After what seemed hours of paddling, the oars began to strike against the tunnel walls. ‘Bring ‘em in,’ said Napoleon. ‘It’s too narrow for rowing now, someone will have to get into the water and pull the boat along.’
There was silence among the Borrible crew. Napoleon bent under a seat and pulled out a pair of rubber waders. He was laughing to himself, as the others could see in the light of his torch.
‘I knew I’d have to do it,’ he said. ‘The best Borribles come from Wandsworth all right.’
Adolf chuckled. ‘Ho, I don’t know about that; we’ve got a lot of dirty water in Hamburg, my friend. Give me the waders; I will pull you. I haven’t done any of the rowing.’ The German bustled down the boat. He took the waders from Napoleon, slipped them on and jumped into the stream with no hesitation. The rowers swivelled in
their seats, amazed.
Bingo knelt and shone his torch ahead so the German could see where he was going, but Adolf had his own torch hooked on to a button of his jacket. He grabbed the painter in both hands and with a ‘Ho, ho, heave ho’ he pulled the boat smartly along as if it weighed nothing.
‘Well I never,’ said Sydney.
Napoleon shook his head. ‘There’ll be a kind of path by the side of the sewer a little further on,’ he called. ‘You’ll be able to walk on that.’
This information turned out to be true and soon Adolf was striding along a brick walkway that had been built originally for the sewer men of Wandsworth. ‘This is more like it,’ he yelled, and began to sing his song even louder than before.
Suddenly the singing stopped. The rope went slack and The Silver Belle Flower bumped into the bank. Those in the boat looked up to discover what had stopped the German and saw, crouching aggressively against the curving wall of the sewer, an armed Wendle.
He was a wiry figure and was wearing the same kind of rubber waders that Napoleon had lent to Adolf. Instead of the normal woollen Borrible cap this Wendle, like other warriors of his tribe, wore a metal helmet made from an old beer can; it covered his ears and guarded his head, and in the light of the torches it glowed a coppery green. To keep himself warm he wore a chunky jacket of wool covered with plastic to keep out the water, and the plastic shone orange and luminous like the coats worn by the men who work on motorways. The Wendle’s face was hard and tough, much tougher than Napoleon’s even, and his eyes moved quickly. He was not afraid even though he was one against ten.
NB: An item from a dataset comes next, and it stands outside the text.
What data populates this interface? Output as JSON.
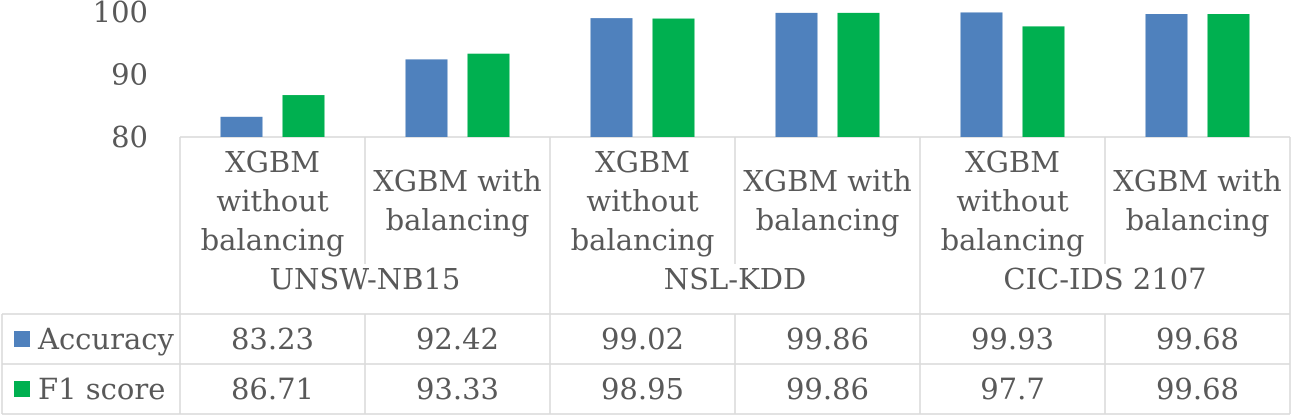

With a shout he thrust forward with the Rumble-stick he bore in his hands.
It was then that Adolf showed what a redoubtable fighter he was. Although unarmed, he was not one to avoid a good fight; as he had said, he liked fighting. The spear jabbed towards him and he slid gracefully to one side, his body folding into the water. The Adventurers, all excepting Napoleon, had come to admire the German, and they sprang to their feet in dismay. But Adolf was down not out, for as he fell he stooped under the vicious weapon and caught hold of the Wendle’s right foot. As soon as Adolf’s feet touched the river bottom he yanked as hard as he could and the Wendle lost balance and landed flat on his back on the edge of the pathway, the spear shaken from his grasp. In that same moment the German grabbed his opponent’s head and pulled it brusquely into the water, shoving it under the filthy surface.